The mobile industry may soon get the patent peace it has hoped for ever since 2010, when Apple kicked off a series of lawsuits that sent Android partners scrambling. In his strongest comments to date on the mobile patent disputes, Apple CEO Tim Cook sounded weary of the toll that protracted patent litigation can take on a company and all but confirmed that Apple is thinking about a cease-fire.
“I’ve always hated litigation, and I continue to hate it.” Cook said, in response to a question during Apple’s earnings conference call regarding reports that the company is considering settlements. “We just want people to invent their own stuff.”
Apple’s decision to sue Google’s Android partners–HTC, Motorola, and Samsung–over alleged violations of Apple patents for the iPhone and iPad was driven in part by emotion, as detailed in Walter Issacson’s biography of Apple co-founder and former CEO Steve Jobs, who died last October.
“I will spend my last dying breath if I need to, and I will spend every penny of Apple’s $ 40 billion [at the time] in the bank, to right this wrong,” Jobs said in 2010. “I’m going to destroy Android, because it’s a stolen product.”
However, as I pointed out last October, Cook is not Jobs.

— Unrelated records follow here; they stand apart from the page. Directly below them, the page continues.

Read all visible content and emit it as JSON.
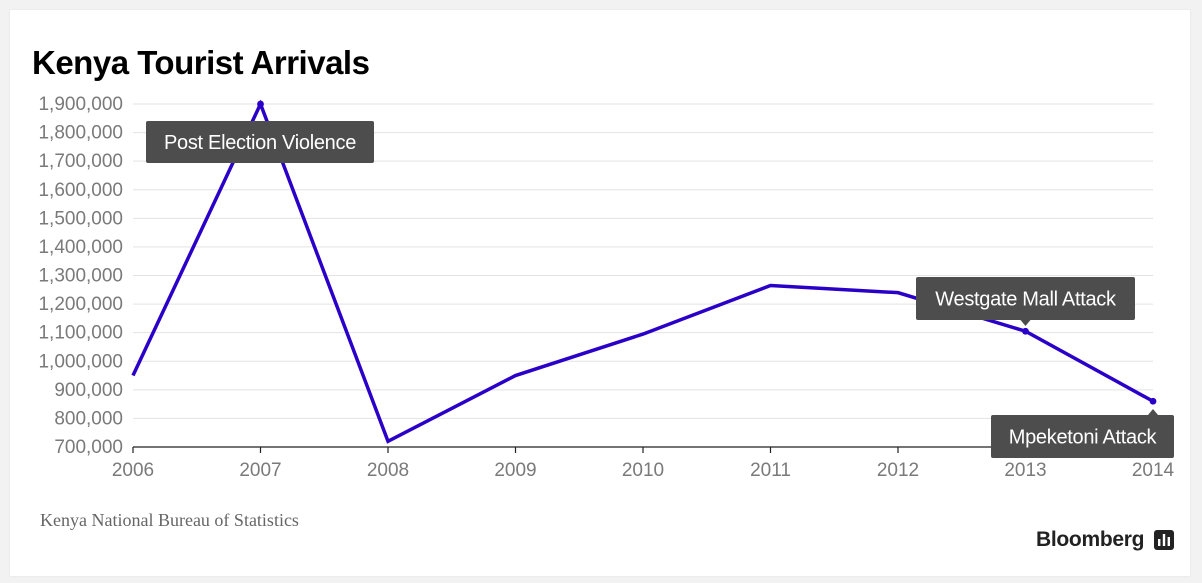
{
  "chart_data": {
    "type": "line",
    "title": "Kenya Tourist Arrivals",
    "x": [
      2006,
      2007,
      2008,
      2009,
      2010,
      2011,
      2012,
      2013,
      2014
    ],
    "series": [
      {
        "values": [
          950000,
          1900000,
          720000,
          950000,
          1095000,
          1265000,
          1240000,
          1105000,
          860000
        ]
      }
    ],
    "yticks": [
      700000,
      800000,
      900000,
      1000000,
      1100000,
      1200000,
      1300000,
      1400000,
      1500000,
      1600000,
      1700000,
      1800000,
      1900000
    ],
    "ylim": [
      700000,
      1900000
    ],
    "xlim": [
      2006,
      2014
    ],
    "grid": true,
    "annotations": [
      {
        "text": "Post Election Violence",
        "x": 2007
      },
      {
        "text": "Westgate Mall Attack",
        "x": 2013
      },
      {
        "text": "Mpeketoni Attack",
        "x": 2014
      }
    ]
  },
  "colors": {
    "line": "#2a00c8",
    "annotation_bg": "#4d4d4d",
    "annotation_text": "#ffffff",
    "grid": "#e3e3e3",
    "tick_label": "#7a7a7a"
  },
  "source": "Kenya National Bureau of Statistics",
  "brand": {
    "name": "Bloomberg",
    "icon": "bloomberg-chart-icon"
  }
}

Apple has fought valiantly in courtrooms around the world against Android vendors, and has at times appeared to have the upper hand, but as of late April 2012, it has little to show for two years of combat. Apple has a mixed record at the International Trade Commission, and is tied up in other courtrooms over procedural questions and endless hearings.
“I would highly prefer to settle than to battle,” Cook said, but don’t expect Apple to settle easily. Cook also said that he didn’t want Apple to be the inventor for the world, and demanding steep royalties from those which it has sued could discourage others from thinking about following Apple into a market without innovations of their own.
But the sad truth is that our patent system is hopelessly broken, filled with patents of questionable value on all sides that can turn any patent dispute into a stalemate as major corporations buy patents from struggling ones to hurl at each other. With another ridiculous quarter just entered into in the history books, Apple is clearly not suffering any competitive effects from those companies whom Jobs believed stole Apple’s inventions.
It seems Cook would prefer to focus on keeping Apple’s remarkable business on track, and if he finds a way to wind down the mobile patent wars, it could be the smartest thing he does in his first full year as Apple’s CEO.